I remember that when the weather got cold, all the children would come to school with their miottens, caps and galoshes, and the teacher would have a fire in the pot bellied stove. We would take off our wraps and sit around the stove to get our feet warm and then put our shoes back on.I thought this teacher was the most wonderful person in the world. On a cold day, she would make vegetable soup for us. We didn't watch her make it, but when we opened our lunch buckets filled with cold food she would give us all a cup or bowl of this delicious soup. Much later I found out that this was Campbell"s soup. To my amazement it had little letters of the alphabet in it. I was sure she made each little letter. I wondered how whe could possibly make them so small. I used to try to see what she spelled in my bowl of soup.

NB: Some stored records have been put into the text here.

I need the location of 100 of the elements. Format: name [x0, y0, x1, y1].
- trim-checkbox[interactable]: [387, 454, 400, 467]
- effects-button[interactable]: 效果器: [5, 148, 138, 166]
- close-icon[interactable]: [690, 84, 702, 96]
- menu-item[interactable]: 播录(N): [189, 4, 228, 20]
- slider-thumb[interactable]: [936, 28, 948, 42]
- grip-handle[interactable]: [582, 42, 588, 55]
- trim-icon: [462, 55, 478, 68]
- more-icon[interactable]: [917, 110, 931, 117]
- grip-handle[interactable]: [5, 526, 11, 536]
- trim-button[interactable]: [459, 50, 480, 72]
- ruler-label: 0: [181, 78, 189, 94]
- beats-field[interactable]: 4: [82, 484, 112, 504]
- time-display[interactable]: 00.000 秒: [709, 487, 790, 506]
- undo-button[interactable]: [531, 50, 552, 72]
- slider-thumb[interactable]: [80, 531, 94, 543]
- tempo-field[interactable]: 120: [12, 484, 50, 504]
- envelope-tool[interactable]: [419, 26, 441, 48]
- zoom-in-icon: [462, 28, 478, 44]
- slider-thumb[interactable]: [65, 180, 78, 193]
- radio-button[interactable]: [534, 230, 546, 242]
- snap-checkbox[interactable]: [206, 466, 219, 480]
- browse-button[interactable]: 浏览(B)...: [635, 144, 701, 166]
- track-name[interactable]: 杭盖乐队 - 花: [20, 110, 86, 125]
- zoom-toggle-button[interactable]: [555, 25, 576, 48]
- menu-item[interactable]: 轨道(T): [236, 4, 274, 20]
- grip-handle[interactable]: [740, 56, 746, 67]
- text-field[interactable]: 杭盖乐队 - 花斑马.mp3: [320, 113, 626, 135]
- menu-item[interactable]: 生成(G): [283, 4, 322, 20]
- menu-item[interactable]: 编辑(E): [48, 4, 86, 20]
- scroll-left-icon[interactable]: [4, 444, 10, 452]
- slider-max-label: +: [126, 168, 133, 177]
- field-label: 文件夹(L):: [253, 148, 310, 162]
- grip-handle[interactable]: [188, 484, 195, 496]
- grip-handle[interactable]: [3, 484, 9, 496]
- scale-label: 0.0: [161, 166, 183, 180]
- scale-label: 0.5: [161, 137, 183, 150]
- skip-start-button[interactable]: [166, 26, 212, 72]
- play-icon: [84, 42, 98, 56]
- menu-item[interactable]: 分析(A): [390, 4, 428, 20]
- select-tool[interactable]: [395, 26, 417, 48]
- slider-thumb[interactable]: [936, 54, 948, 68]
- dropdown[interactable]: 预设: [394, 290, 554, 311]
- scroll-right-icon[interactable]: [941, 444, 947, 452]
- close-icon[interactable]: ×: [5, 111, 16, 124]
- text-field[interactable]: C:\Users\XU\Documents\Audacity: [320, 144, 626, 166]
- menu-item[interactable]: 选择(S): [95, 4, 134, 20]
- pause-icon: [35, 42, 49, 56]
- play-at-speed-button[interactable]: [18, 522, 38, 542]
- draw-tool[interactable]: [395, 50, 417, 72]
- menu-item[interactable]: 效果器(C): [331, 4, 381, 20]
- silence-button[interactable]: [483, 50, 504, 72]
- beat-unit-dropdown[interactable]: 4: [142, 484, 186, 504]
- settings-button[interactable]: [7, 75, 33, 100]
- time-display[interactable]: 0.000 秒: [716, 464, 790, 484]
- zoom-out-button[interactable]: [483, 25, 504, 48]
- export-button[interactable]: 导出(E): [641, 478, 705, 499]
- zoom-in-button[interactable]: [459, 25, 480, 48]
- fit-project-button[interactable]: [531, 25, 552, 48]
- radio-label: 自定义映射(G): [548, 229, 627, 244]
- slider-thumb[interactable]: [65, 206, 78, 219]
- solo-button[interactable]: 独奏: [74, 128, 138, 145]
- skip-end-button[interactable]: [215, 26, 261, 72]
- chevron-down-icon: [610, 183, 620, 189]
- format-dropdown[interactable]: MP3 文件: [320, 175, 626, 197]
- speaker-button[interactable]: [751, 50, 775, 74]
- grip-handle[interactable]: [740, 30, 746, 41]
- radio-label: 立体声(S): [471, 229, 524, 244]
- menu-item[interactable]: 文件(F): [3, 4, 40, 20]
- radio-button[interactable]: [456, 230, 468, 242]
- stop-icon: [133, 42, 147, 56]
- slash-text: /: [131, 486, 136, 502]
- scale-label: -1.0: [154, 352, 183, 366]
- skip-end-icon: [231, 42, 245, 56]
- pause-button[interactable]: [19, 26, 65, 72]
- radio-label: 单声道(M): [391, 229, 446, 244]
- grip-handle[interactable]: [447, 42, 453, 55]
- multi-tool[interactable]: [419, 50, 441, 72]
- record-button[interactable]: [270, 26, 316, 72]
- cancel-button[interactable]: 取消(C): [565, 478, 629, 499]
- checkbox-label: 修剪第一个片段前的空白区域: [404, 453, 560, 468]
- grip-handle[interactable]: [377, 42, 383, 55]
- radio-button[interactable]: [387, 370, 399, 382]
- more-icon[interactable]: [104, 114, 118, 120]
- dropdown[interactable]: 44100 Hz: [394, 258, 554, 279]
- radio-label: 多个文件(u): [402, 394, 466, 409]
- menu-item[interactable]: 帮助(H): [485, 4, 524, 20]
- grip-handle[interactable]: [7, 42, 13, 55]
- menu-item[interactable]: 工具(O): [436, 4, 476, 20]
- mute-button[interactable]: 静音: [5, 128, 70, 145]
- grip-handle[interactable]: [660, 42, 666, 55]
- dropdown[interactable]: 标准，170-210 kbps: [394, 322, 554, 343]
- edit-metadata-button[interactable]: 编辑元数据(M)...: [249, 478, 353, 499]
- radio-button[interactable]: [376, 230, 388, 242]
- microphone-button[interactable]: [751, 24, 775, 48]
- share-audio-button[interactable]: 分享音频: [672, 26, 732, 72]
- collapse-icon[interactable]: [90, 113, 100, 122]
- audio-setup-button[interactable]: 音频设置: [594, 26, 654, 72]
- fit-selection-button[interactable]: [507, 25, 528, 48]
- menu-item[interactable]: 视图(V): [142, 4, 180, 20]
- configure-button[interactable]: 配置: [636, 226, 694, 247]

Oner day I was allowed to bring my little sister Fern to school as a special treat. I was supposed to tell her all the rules of the school and what she had to do. She was pretty good for a while. When she got restless she went over to the step ladder, which was also our coat rack. We put our galoshes on the lower steps and our jackets and coats on the next steps and our caps as high as we could reach. So little Fern played with these wraps for a while and entertained herself with them. Then she got restless and wasn't getting any attentionso she called out and we all turned around and she was at the very top of the ladder saying, "My hat is at the highest." The teacher had to rescue her and i was disgraced for my little sister causing such a disturbance. Quite a few of us would walk to school together. My older brother was the oldest of the group and he usually took pretty good care of us. On the way we picked up a boy named Teddy and he and my brother used to quarrel as they were always in competition with one another. One day Teddy said, "My father is smarter than your father. He went to grade school and then he went to Missionary school, and he is smarter than your dad." Sp my brother said, "No my dad is smarter. He went to missionary school, and then he went to reform school." At that time we didn't know what reform school was so we had to find out later that Teddy's dad wasn't smarter. One day Doug came home without me, and my mother was very worried and said, "Whatever happened to Luzene?" He answered, "I couldn't bring her with me because she's having a fight with Teddy." "A fight?" "Yes, she's having a fight with Teddy." My mother said, "Why in the world didn't you stay and help her?" "Mother, she didn't need any herlp, you should see Teddy, he has a bloddy nose and everything."

On one of these same long walks home from school, one day Douglas called me to secrecy and said, "I have something I want to show you." "What in the world is it you have?" "Well, this little tiny thing here is a bullet." "Well a bullet belongs in a gun, doesn't it?" "No, the boys told me if you hit it with a rock it will go off. So when we were quite a ways from home, will you watch me hit it with a rock?" I wqould do just about anything for my brother, so I agreed to watch. We found a large flat rock to lay the bullet on, then he hit it with the other rock. I don't think the bullet penetrated his arm, it only grazed it, but the blood shot out. I don't know how we managed to bandage his arm and get home but my mother didn't find out about it. We'll never know, but to this day I think my brother must still be carrying the scar from that bullet.